Поэтические занятия и интересы Григорьева и Фета способствовали созданию в мезонине не только философского, но и литературного студенческого кружка. Третьим крупным стихотворцем был Я. П. Полонский, сокурсник, быстро сдружившийся с обитателями григорьевского мезонина. Он, как и Григорьев, поступил в 1838 году на юридический факультет, но проучился, подобно Фету, не четыре, а шесть лет: дважды проваливался на экзаменах. Фет вспоминает, что сразу оценил поэтический талант Полонского, автора «Мой костер в тумане светит…». Потом в кружок входил А. Е. Студитский, переводчик Байрона и Шекспира. Полонский и Студитский, как и были авторами опубликованных произведений: первое творение Полонского напечатано в «Отечественных записках» в 1840 году, с 1841 года он уже стал сотрудником «Москвитянина», а Студитский еще в 1839 году опубликовал сразу в двух журналах («Московский наблюдатель» и «Сын отечества») третий акт шекспировского «Отелло».
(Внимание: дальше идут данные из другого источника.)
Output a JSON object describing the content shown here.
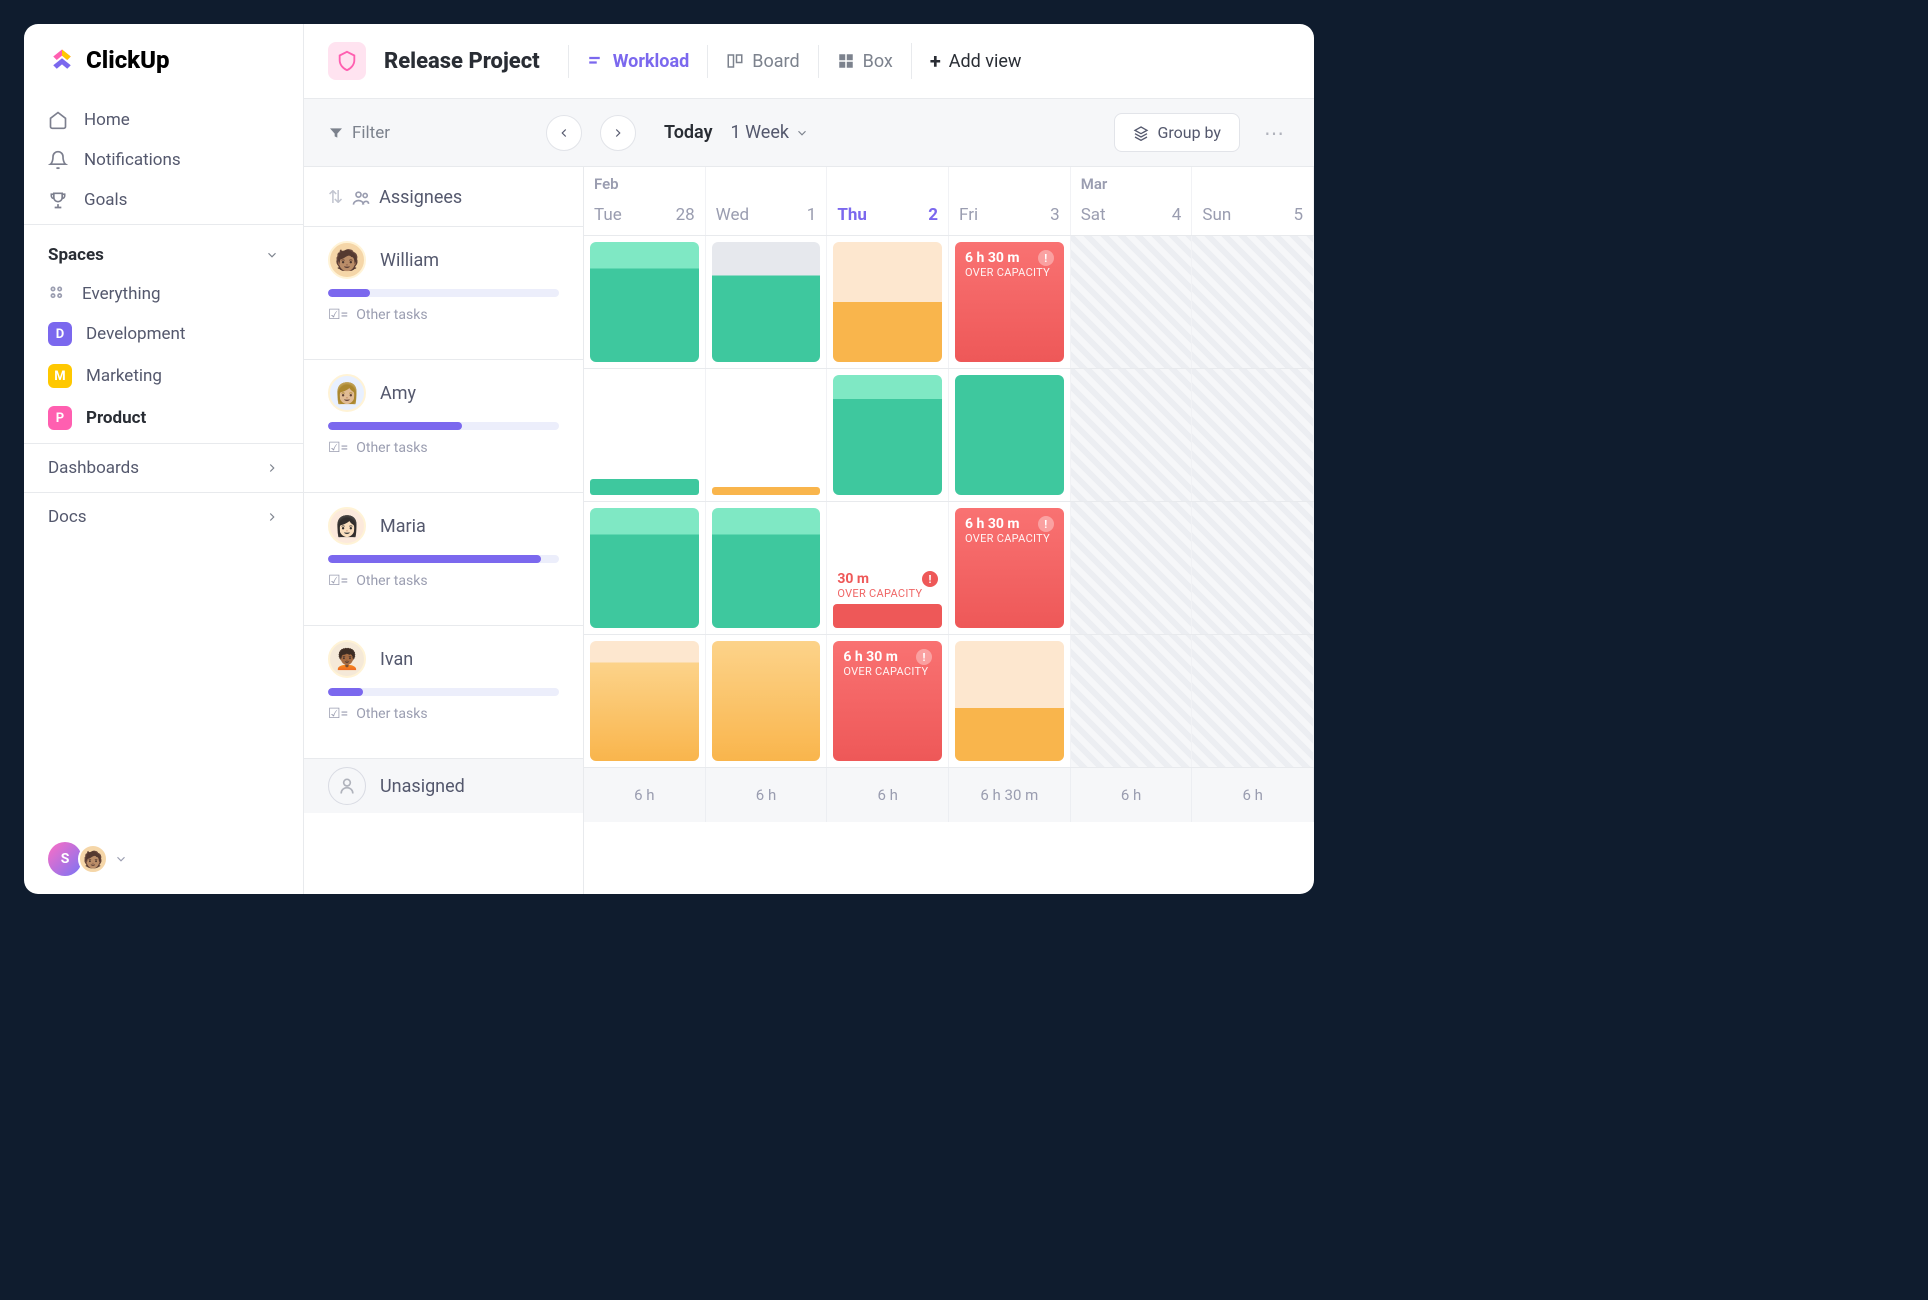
{
  "brand": "ClickUp",
  "nav": {
    "home": "Home",
    "notifications": "Notifications",
    "goals": "Goals"
  },
  "spaces_header": "Spaces",
  "spaces": {
    "everything": "Everything",
    "items": [
      {
        "letter": "D",
        "color": "#7b68ee",
        "label": "Development"
      },
      {
        "letter": "M",
        "color": "#ffc800",
        "label": "Marketing"
      },
      {
        "letter": "P",
        "color": "#ff5fb0",
        "label": "Product"
      }
    ]
  },
  "dashboards": "Dashboards",
  "docs": "Docs",
  "footer_avatar_letter": "S",
  "project": {
    "title": "Release Project"
  },
  "tabs": {
    "workload": "Workload",
    "board": "Board",
    "box": "Box",
    "add_view": "Add view"
  },
  "filterbar": {
    "filter": "Filter",
    "today": "Today",
    "range": "1 Week",
    "groupby": "Group by"
  },
  "columns": {
    "assignees": "Assignees",
    "month1": "Feb",
    "month2": "Mar",
    "days": [
      {
        "name": "Tue",
        "num": "28"
      },
      {
        "name": "Wed",
        "num": "1"
      },
      {
        "name": "Thu",
        "num": "2",
        "today": true
      },
      {
        "name": "Fri",
        "num": "3"
      },
      {
        "name": "Sat",
        "num": "4",
        "weekend": true
      },
      {
        "name": "Sun",
        "num": "5",
        "weekend": true
      }
    ]
  },
  "rows": [
    {
      "name": "William",
      "progress": 18,
      "other": "Other tasks"
    },
    {
      "name": "Amy",
      "progress": 58,
      "other": "Other tasks"
    },
    {
      "name": "Maria",
      "progress": 92,
      "other": "Other tasks"
    },
    {
      "name": "Ivan",
      "progress": 15,
      "other": "Other tasks"
    }
  ],
  "unassigned": "Unasigned",
  "overcap": {
    "time": "6 h 30 m",
    "time_short": "30 m",
    "label": "OVER CAPACITY"
  },
  "bottom": [
    "6 h",
    "6 h",
    "6 h",
    "6 h 30 m",
    "6 h",
    "6 h"
  ]
}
Из стихотворных опытов Григорьева-студента мы ничего не знаем, кроме отрывочных цитат в воспоминаниях Фета, зато фетовских стихотворений сохранилось очень много, благодаря публикациям в печати. Это главным образом психологические миниатюры, пейзажная лирика – во всяком случае, произведения совершенно невинные в цензурном отношении, то есть далекие от каких-либо общественно-политических, философских, религиозных тем и проблем. Фет в воспоминаниях подчеркивал аполитичность тогдашних интересов – своих собственных, да и товарищей: «… ни малейшей тени каких-либо социальных вопросов».
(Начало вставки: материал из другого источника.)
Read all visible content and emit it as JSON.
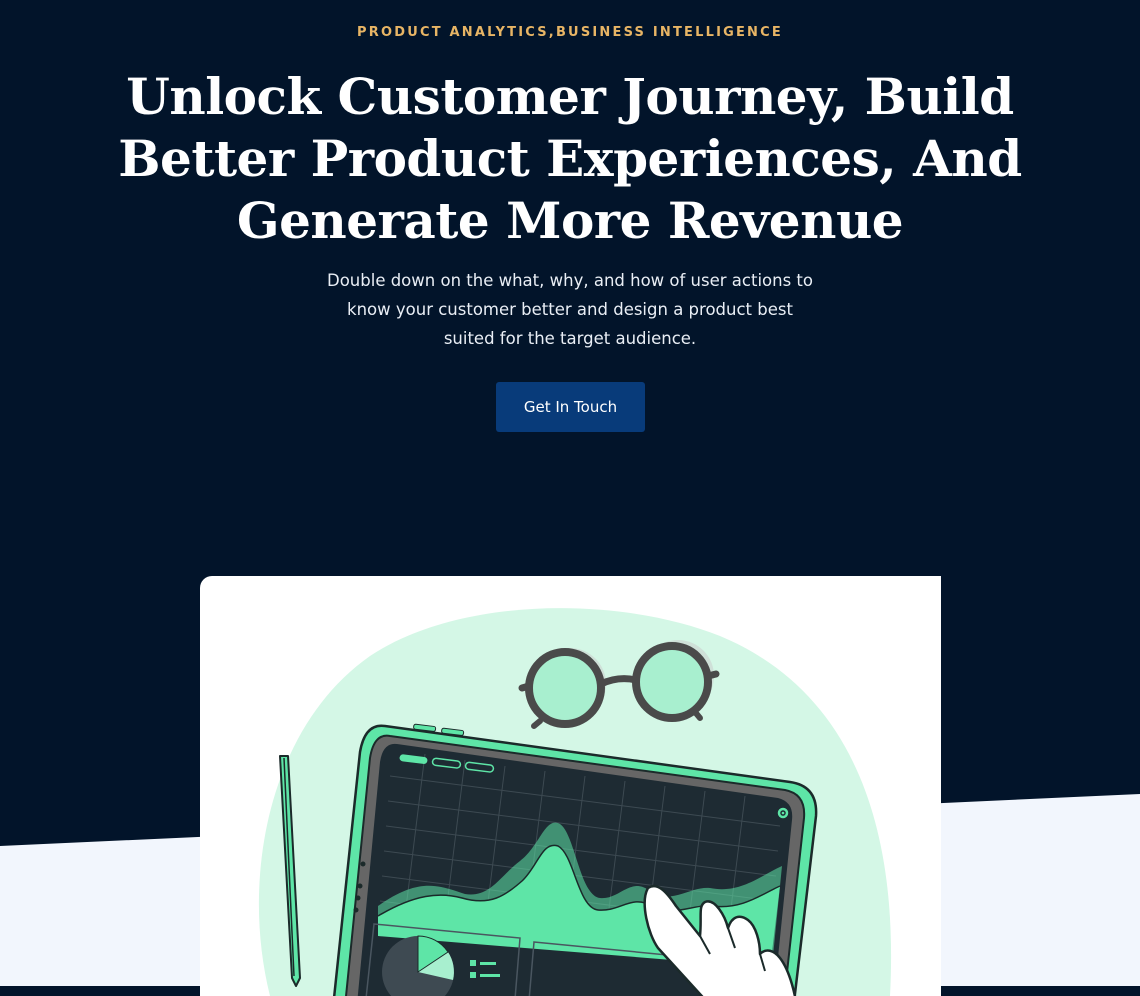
{
  "hero": {
    "eyebrow": "PRODUCT ANALYTICS,BUSINESS INTELLIGENCE",
    "headline": "Unlock Customer Journey, Build Better Product Experiences, And Generate More Revenue",
    "subtitle": "Double down on the what, why, and how of user actions to know your customer better and design a product best suited for the target audience.",
    "cta_label": "Get In Touch"
  },
  "illustration": {
    "icons": [
      "tablet-icon",
      "glasses-icon",
      "pen-icon",
      "hand-icon",
      "gear-icon",
      "pie-chart-icon"
    ]
  },
  "colors": {
    "background": "#02142a",
    "accent": "#e8b565",
    "button": "#083b7a",
    "illustration_mint": "#d4f7e6",
    "illustration_green": "#5ee5a7",
    "lower_band": "#f2f6fd"
  }
}
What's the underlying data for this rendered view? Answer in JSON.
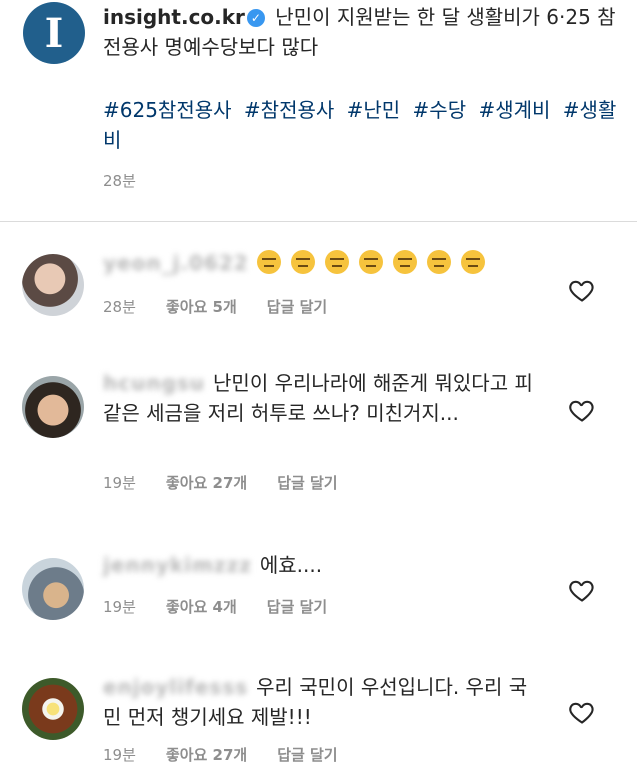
{
  "post": {
    "avatar_letter": "I",
    "username": "insight.co.kr",
    "verified_glyph": "✓",
    "caption": "난민이 지원받는 한 달 생활비가 6·25 참전용사 명예수당보다 많다",
    "hashtags": [
      "#625참전용사",
      "#참전용사",
      "#난민",
      "#수당",
      "#생계비",
      "#생활비"
    ],
    "time": "28분"
  },
  "comments": [
    {
      "username": "yeon_j.0622",
      "text": "",
      "emoji": "expressionless-face-emoji",
      "emoji_count": 7,
      "time": "28분",
      "likes": "좋아요 5개",
      "reply": "답글 달기"
    },
    {
      "username": "hcungsu",
      "text": "난민이 우리나라에 해준게 뭐있다고 피같은 세금을 저리 허투로 쓰나? 미친거지...",
      "time": "19분",
      "likes": "좋아요 27개",
      "reply": "답글 달기"
    },
    {
      "username": "jennykimzzz",
      "text": "에효....",
      "time": "19분",
      "likes": "좋아요 4개",
      "reply": "답글 달기"
    },
    {
      "username": "enjoylifesss",
      "text": "우리 국민이 우선입니다. 우리 국민 먼저 챙기세요 제발!!!",
      "time": "19분",
      "likes": "좋아요 27개",
      "reply": "답글 달기"
    }
  ],
  "colors": {
    "brand": "#215f8c",
    "hashtag": "#00376b",
    "meta": "#8e8e8e",
    "verified": "#3897f0"
  }
}
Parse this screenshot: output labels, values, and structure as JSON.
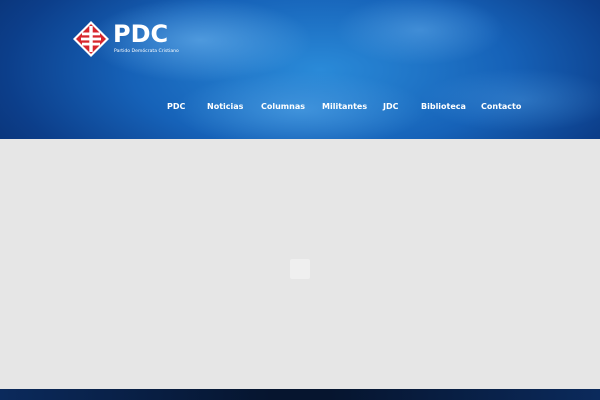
{
  "brand": {
    "name": "PDC",
    "subtitle": "Partido Demócrata Cristiano",
    "logo_icon": "pdc-cross-diamond-icon",
    "colors": {
      "logo_red": "#d7262c",
      "header_blue": "#1662b8",
      "page_gray": "#e6e6e6"
    }
  },
  "nav": {
    "items": [
      {
        "label": "PDC"
      },
      {
        "label": "Noticias"
      },
      {
        "label": "Columnas"
      },
      {
        "label": "Militantes"
      },
      {
        "label": "JDC"
      },
      {
        "label": "Biblioteca"
      },
      {
        "label": "Contacto"
      }
    ]
  }
}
Но это справедливо лишь отчасти. Не говоря уже о философских спорах (которые, впрочем, чужды Фету), стихотворство друзей было не только аполитичны. Полонский в старости напоминал Фету о его весьма радикальных стихах, а известный архивист и библиограф П. П. Пекарский, собиравший бесцензурные тексты, сохранил у себя полный текст того запомнившегося Полонскому стихотворения Фета. Пекарский приписал, что автор Фет и еще некий студент Московского университета. Уж не Григорьев ли это? Очень похоже. В резких строках чувствуется почерк не столько Фета, сколько именно Григорьева:
Где народности примеры?
Не у Спасских ли ворот,
Где во славу русской веры
Казаки крестят народ?
(Речь, видимо, идет о ликвидации давки – нагайками! – при входе в Кремль во время больших православных праздников.)
Это стихотворение создано в первые месяцы после окончания Григорьевым университета (а Фету еще два года оставалось учиться) вот по каком поводу. Консервативный публицист и поэт М. А. Дмитриев поместил в «Москвитянине» (октябрь 1842 года) памфлет на В. Г. Белинского, нечто вроде политического доноса. Фет с товарищем ответили большим стихотворением «Автору стихов «Безымённому критику»; процитированное четверостишие – восьмая его строфа. Конечно, ни при какой погоде это произведение не могло быть тогда напечатано (оно впервые напечатано, да и то с купюрами, В.Е Евгеньевым-Максимовым в 1940 году и поэтому расходилось в списках; В. П. Боткин прислал копию Белинскому, который был очень доволен).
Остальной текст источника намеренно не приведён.